Dismal Conditions Exacerbate Deeper Humiliations

The Versailles Treaty demanded billions of dollars in war reparations. French troops occupied the Rhineland area of Germany to ensure compliance with the treaty. Imperial Germany was broken apart, its colonies distributed to the victors. Millions of ethnic Germans in areas like Silesia and the Sudentenland suddenly found themselves under the political jurisdictions of non-German regimes.

The German military was severely down-sized, an air force was forbidden, and the navy – the pride of Kaiser Wilhelm II, was used for target practice. Politically, Germany was torn by revolution as various factions sought control of state governments from Hamburg to Bavaria. Eventually, the Weimar constitution provided a feeble framework that would never lead to any semblance of democracy.

Lack of food and starvation, followed by Depression and high unemployment, ultimately dictated the need for decisive change. Yet the question remains as to whether the German people supported the Nazis and helped elevate Hitler to power solely on the basis of the Nazi promises and programs.

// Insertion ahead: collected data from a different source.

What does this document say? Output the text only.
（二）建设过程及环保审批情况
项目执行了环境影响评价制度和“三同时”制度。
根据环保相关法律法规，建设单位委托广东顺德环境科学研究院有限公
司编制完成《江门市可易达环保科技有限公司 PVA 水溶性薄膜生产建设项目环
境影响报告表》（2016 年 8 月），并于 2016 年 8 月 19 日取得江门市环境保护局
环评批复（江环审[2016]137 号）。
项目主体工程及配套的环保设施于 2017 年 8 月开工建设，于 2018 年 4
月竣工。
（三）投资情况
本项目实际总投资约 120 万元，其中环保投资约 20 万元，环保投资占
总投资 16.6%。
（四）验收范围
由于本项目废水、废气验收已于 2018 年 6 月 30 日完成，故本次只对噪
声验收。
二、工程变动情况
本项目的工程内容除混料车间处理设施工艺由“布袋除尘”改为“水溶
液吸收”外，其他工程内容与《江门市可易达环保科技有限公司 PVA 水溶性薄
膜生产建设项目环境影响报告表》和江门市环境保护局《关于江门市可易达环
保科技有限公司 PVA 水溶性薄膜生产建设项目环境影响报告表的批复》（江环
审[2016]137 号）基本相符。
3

What the Nazis Provided Humiliated Germans With

Perhaps the most potent appeal of the NASDP was the focus on hyper-nationalism resurrecting the notion of Das Volk. Hitler’s speeches emphasized a greater Germany, the promise of a 1,000 year Reich. The very image of the term Reich recalled the heady days of the Second Reich when Bismarck unified Germany as well as the first Reich, identified with the formation of the Holy Roman Empire.

In one speech at Nuremberg, Hitler told the masses “German lies before us, Germany marches within us, and Germany comes after us (follows).” Hitler not only appealed to the working masses, the same group of people targeted by Social Democrats and the Communists (KPD), but received the support of the Catholic Church and, though reluctantly, the military. In many newsreels, Hitler is surrounded by generals and party cronies as well as the occasional Catholic bishop. In the jubilant crowds, nuns are seen waving.

Catholics, of course, supported Hitler because of the Nazi aversion to Communism. But beyond the many factors that propelled Hitler into power in 1933, it was the patriotic appeal to the restoration of Germany’s former glory that won the hearts and minds of Germans. This also helps to explain why non-party members enlisted in the military services once the war began in 1939.

Anti-Semitism is also used as a factor and it is true that many Germans, most notably in the south, were anti-Semitic. But Anti-Semitism was also strong in France and Poland, two countries that bore the brunt of Blitzkrieg and brutal occupation. To be sure, the Nazis used the Jews as a scapegoat, blaming them for the nation’s post-war ills and equating them with Communist tendencies (several prominent Communist leaders were Jews).

Isolating the Many Factors Attributed to Hitler’s Political Success

It may be too simplistic to attribute Hitler’s success to any one cause or even a series of causes. The Nazi Party, though making impressive gains, never captured a solid parliamentary majority. Why so many Germans ultimately cast their support for the Nazis up to and through 1933 may be far more difficult to assess.